For the second time in a row, I attended the interdisciplinary college, a spring school/workshop/conference medley, which again brought together students and experts from psychology, cognition, artificial intelligence, robotics all the way to neuroscience. This year’s topic was transitions and transformations – dynamic interactive systems. The format was up to 5 simultaneous courses, which mostly consisted of 3-4 lectures, as well as plenary evening lectures, and of course lots and lots of interactions with the other attendants in between courses as well as late into the night. I’d like to share some of the highlights of the courses I attended (though undoubtedly there were many that I missed, since I only attended a minority of those on offer).
The first highlight was Regan Mandryk’s course entitled ‘Games for behaviour change’. She is a computer science professor at the university of Saskatchewan, and took us on a tour of what a game is, what elements it has, and finally, how game elements can be used to change people’s behaviour. Cool stuff! As a result, we discussed over dinner how we could gamify the PhD, or even gamify science – let me know if you have any ideas!
In another course, Yvonne Rogers from UCL told us about research in-the-wild. To a biologist like me this sounds just like field work, but what she meant was taking cognitive science from the lab to people’s everyday lives, to see whether the theories and framework hold up at all outside the lab. The case studies were the most interesting part – ‘experiments’ on how to make people give feedback on something, or how to reduce the power consumption of a neighbourhood. The latter, called tidy street project, got quite some media coverage, for instance in the Guardian.

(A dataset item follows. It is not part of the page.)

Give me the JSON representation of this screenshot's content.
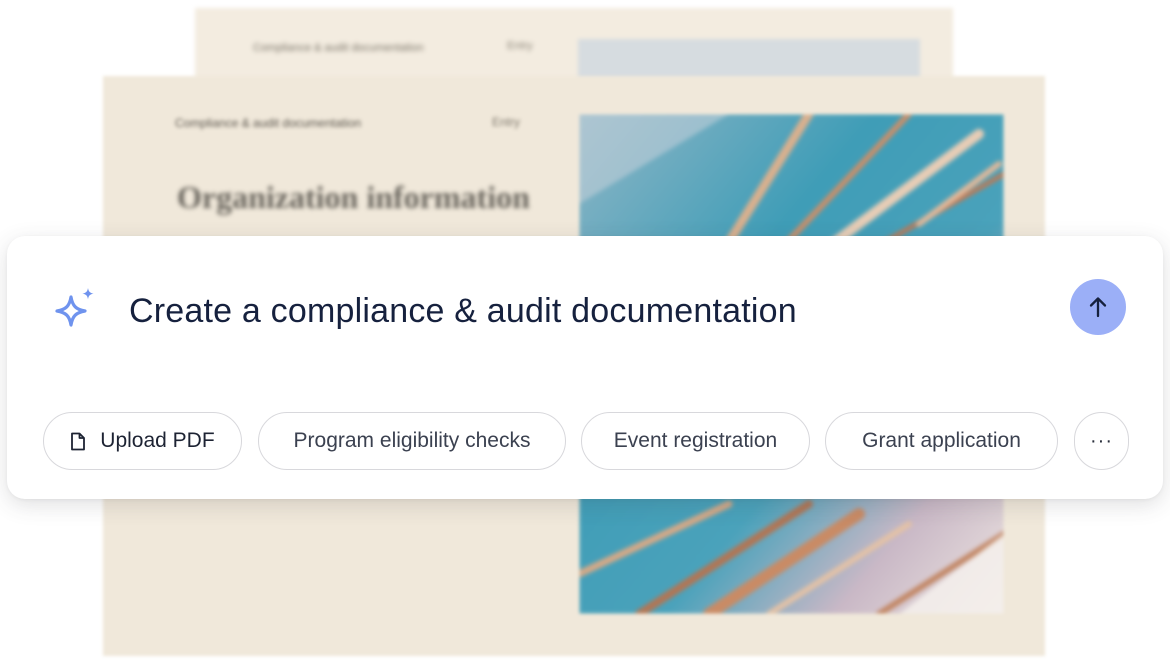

Terry Stewart from the University of Waterloo presented many examples of what can be computed with neurons – i.e. modelling with fairly tight biological constraints. His program to implement such models is very impressive and freely available at www.nengo.ca, so go try it out for yourself! Or check out Spaun, their simulation of a brain with 2.5 million neurons.
Bertram Gerber shared his crucial insight on motivation, which resulted from learning and memory experiments in the larva of the fruitfly: namely, that turning memory into action requires some motivation, which is basically like an inverse prediction error. Let’s say you expect your salary on your bank account at the end of each month, but this month you only got half of it – that leads to an expected gain of half of the salary, which will motivate you to look into this asap.
During the rest of the week, I mainly listened in to talks and courses on insects: Lars Chittka presented evidence that should make us very wary that bigger brains are better, and suggested we should always think about whether a particular cognitive task is ‘hard’ from an evolutionary perspective. Andrew Straw presented impressive virtual reality experiments from freely walking or flying fruit flies. Finally, Stephen Pratt told us about emergent behaviour in social insects – can a single ant or a colony of ants make better decisions? It turns out, of course, that it depends on the task.
Time passed very quickly – IK 2016 was a lot of fun! A huge thank you to the organisers, and also to the participants, who made IK what it was: fantastic!